Putusan Hakim Sarpin Terobosan atau Kekhilafan?
Kolom

Putusan Hakim Sarpin Terobosan atau Kekhilafan?

Terobosan dan/atau penemuan hukum hanya dapat dilakukan dalam hal tidak adanya dan/atau terdapat ketidakjelasan tentang suatu pengaturan hukum.

Bacaan 2 Menit
Tiur Henny Monika Foto: Koleksi Pribadi Penulis [edit]
Tiur Henny Monika Foto: Koleksi Pribadi Penulis [edit]
“Geef me goede rechter, goede Rechter Commissarissen, goede officieren van justitie en goede Politie ambtenaren, en ik zal met een slecht wetboek van strafprosesrecht het goede beruken (Bukan rumusan undang-undangnya yang menjamin kebaikan pelaksanaan hukum acara pidana, tetapi hukum acara pidana yang jelek sekalipun dapat menjadi baik jika pelaksanaannya ditangani oleh aparat penegak hukum yang baik)- Taverne
Entah harus memulai tulisan ini dari mana. Tapi secara objektif sebagai seorang sarjana hukum, saya amat prihatin melihat penegakan hukum yang terjadi saat ini, yang berdalih dengan mengatasnamakan terobosan hukum.
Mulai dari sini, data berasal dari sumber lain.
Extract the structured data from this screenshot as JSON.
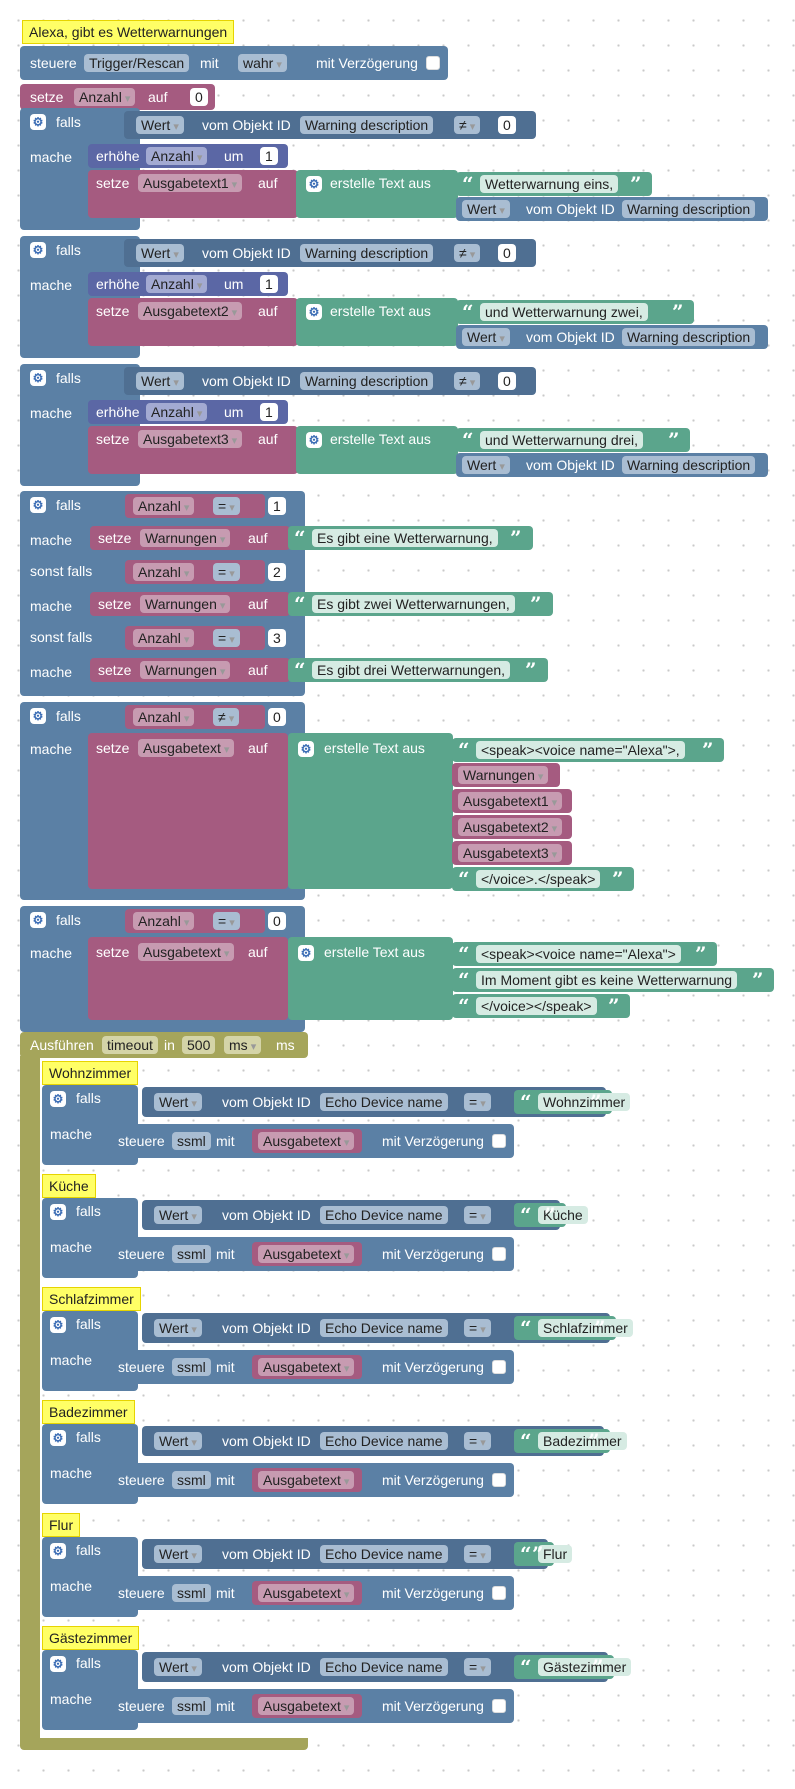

Sekali lagi, legalitas hukum di negeri ini diinjak-injak. Alih-alih kepentingan politik atau pihak-pihak tertentu, sekali lagi pedang Dewi Keadilan yang mana merupakan simbol hukum di negeri ini, lagi-lagi harus tercoreng.

Secara objektif sebagai seorang sarjana hukum yang juga bekerja sebagai praktisi hukum, khususnya hukum acara, saya merasa prihatin atas apa yang dielu-elukan sebagai terobosan dan/atau penemuan hukum terkait putusan praperadilan Budi Gunawan di PN Jakarta Selatan.

Berdasarkan Pasal 1 angka 10 jo.Pasal 77 KUHAP, tugas praperadilan di Indonesia terbatas. Praperadilan hanya dapat dilakukan terhadap upaya-upaya paksa yang memang telah diatur secara limitatif di dalam KUHAP, yaitu terhadap penangkapan, penahanan, penghentian penyidikan atau penghentian penuntutan, dan ganti kerugian atau rehabilitasi bagi seseorang yang perkara pidananya dihentikan pada tingkat penyidikan dan penuntutan. KUHAP yang hingga saat ini masih menjadi satu-satunya dasar hukum praperadilan tidak memberikan kesempatan/alasan-alasan lain selain yang disebut di atas untuk dapat dilakukannya upaya hukum praperadilan. Mengapa? Kembali lagi kepada filosofis dilaksanakannya upaya hukum praperadilan itu sendiri.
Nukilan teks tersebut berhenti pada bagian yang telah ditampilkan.